Serenity put the woman’s hands in her lap and pulled up a chair. “Then let’s find you a job. What can you do?”

“Not a goddamned thing. Forty years looking after my husband and he died. Now I don’t know what to do and they ain’t nobody to ask that won’t charge more money than I got and I just feel like everybody’s letting me get torn to pieces.”

“So, what have you been doing in those forty years?”

“Cooking and cleaning and raising kids and—”

“There. Know much about baking?”

“Well, of course. Who do you think made all them cupcakes the kids took to school?”

“Good.” The woman slid over and Serenity brought up a web page. “There’s a bakery out on Segers Road. They specialize in making treats for people who have special dietary needs. They were in here yesterday looking for a book on hiring folks.”

The woman shook her finger at the screen. “They better be careful. My husband Christopher was a diabetic. There’s some stuff you got to know if you’re cooking for diabetics.”

Serenity touched her on the shoulder. “You’re just what they need. But you’ll need a resume.” Serenity slid back and turned the keyboard to the woman. “You type, and I’ll help you.”

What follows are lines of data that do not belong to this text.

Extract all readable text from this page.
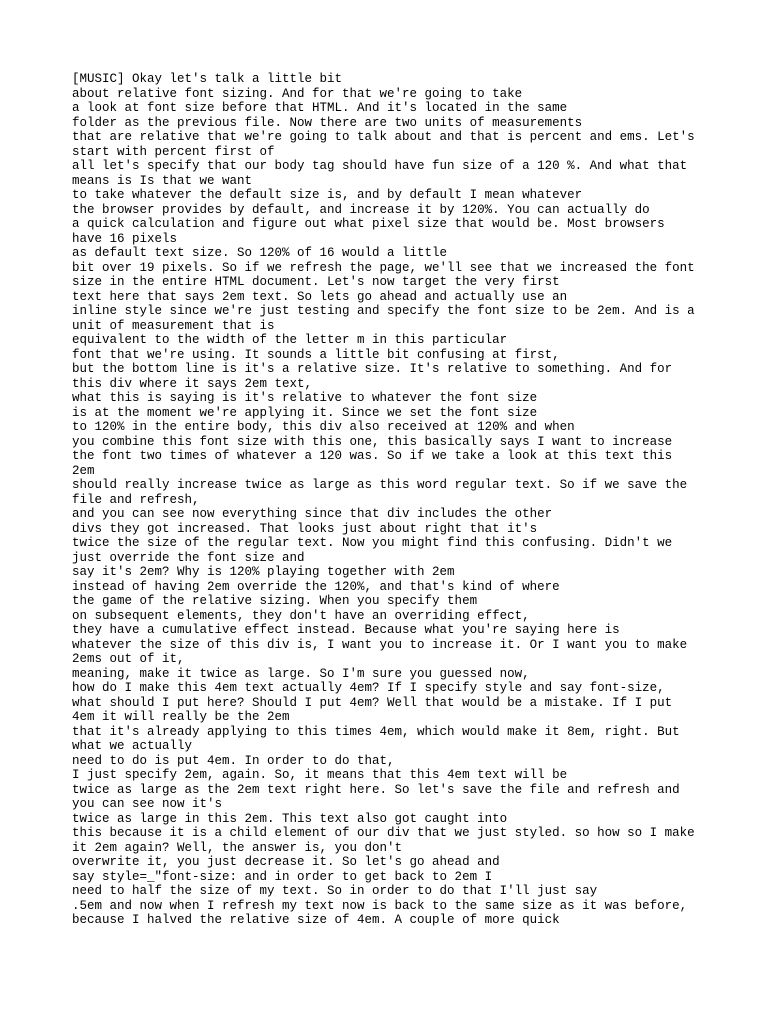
[MUSIC] Okay let's talk a little bit
about relative font sizing. And for that we're going to take
a look at font size before that HTML. And it's located in the same
folder as the previous file. Now there are two units of measurements
that are relative that we're going to talk about and that is percent and ems. Let's
start with percent first of
all let's specify that our body tag should have fun size of a 120 %. And what that
means is Is that we want
to take whatever the default size is, and by default I mean whatever
the browser provides by default, and increase it by 120%. You can actually do
a quick calculation and figure out what pixel size that would be. Most browsers
have 16 pixels
as default text size. So 120% of 16 would a little
bit over 19 pixels. So if we refresh the page, we'll see that we increased the font
size in the entire HTML document. Let's now target the very first
text here that says 2em text. So lets go ahead and actually use an
inline style since we're just testing and specify the font size to be 2em. And is a
unit of measurement that is
equivalent to the width of the letter m in this particular
font that we're using. It sounds a little bit confusing at first,
but the bottom line is it's a relative size. It's relative to something. And for
this div where it says 2em text,
what this is saying is it's relative to whatever the font size
is at the moment we're applying it. Since we set the font size
to 120% in the entire body, this div also received at 120% and when
you combine this font size with this one, this basically says I want to increase
the font two times of whatever a 120 was. So if we take a look at this text this
2em
should really increase twice as large as this word regular text. So if we save the
file and refresh,
and you can see now everything since that div includes the other
divs they got increased. That looks just about right that it's
twice the size of the regular text. Now you might find this confusing. Didn't we
just override the font size and
say it's 2em? Why is 120% playing together with 2em
instead of having 2em override the 120%, and that's kind of where
the game of the relative sizing. When you specify them
on subsequent elements, they don't have an overriding effect,
they have a cumulative effect instead. Because what you're saying here is
whatever the size of this div is, I want you to increase it. Or I want you to make
2ems out of it,
meaning, make it twice as large. So I'm sure you guessed now,
how do I make this 4em text actually 4em? If I specify style and say font-size,
what should I put here? Should I put 4em? Well that would be a mistake. If I put
4em it will really be the 2em
that it's already applying to this times 4em, which would make it 8em, right. But
what we actually
need to do is put 4em. In order to do that,
I just specify 2em, again. So, it means that this 4em text will be
twice as large as the 2em text right here. So let's save the file and refresh and
you can see now it's
twice as large in this 2em. This text also got caught into
this because it is a child element of our div that we just styled. so how so I make
it 2em again? Well, the answer is, you don't
overwrite it, you just decrease it. So let's go ahead and
say style=_"font-size: and in order to get back to 2em I
need to half the size of my text. So in order to do that I'll just say
.5em and now when I refresh my text now is back to the same size as it was before,
because I halved the relative size of 4em. A couple of more quick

A few minutes later, a warm sheet of paper slid out of the printer, and Serenity handed it to the woman. “Take that to Stacey out at Liberated Specialty Foods, see if you can help each other.”

The woman’s tears were gone, “What would we do if the library wasn’t here?”

Serenity said, “My library will always—”

A blue-haired woman grabbed her elbow.

“This thing ain’t got nothing in it.”

She shoved a book in Serenity’s hands and Serenity smiled. The woman was the wife of the Church of Christ’s choir director. She had joined the Romance Book Club so she could condemn immorality. Flipping through the pages, Serenity handed the book back and pointed to the middle of a page. “Here.”

The choir director’s wife bobbed her head up and down like a nervous bird, studying the page and popping up to make sure no one saw her. She raised her head one last time with her mouth open.

“Praise Jesus. This is terrible.”

Anything to keep them coming in.

Serenity headed for her office door. A twenty-something woman with books clutched to her chest and a librarian’s badge blocked her path.

Fine. She didn’t want to face what was waiting behind that door anyway.

“Ms. Hammer, he’s back.”

“Who?”

Amanda Doom pulled one hand from under her books and slowly raised her index finger until it was straight up. “Do you want me to get security?”

Serenity looked over at the high school boy who had volunteered to wear the red “Security” tee shirt today.

“No.”

“I can call the police.”

“Take them a half-hour to get here,” Serenity said. “Besides, he’s cousin to the wife of the district attorney. We’ll just wind up in a long discussion about his constitutional rights, again. No, we need to end this once and for all. We’re a library. Our power is books.”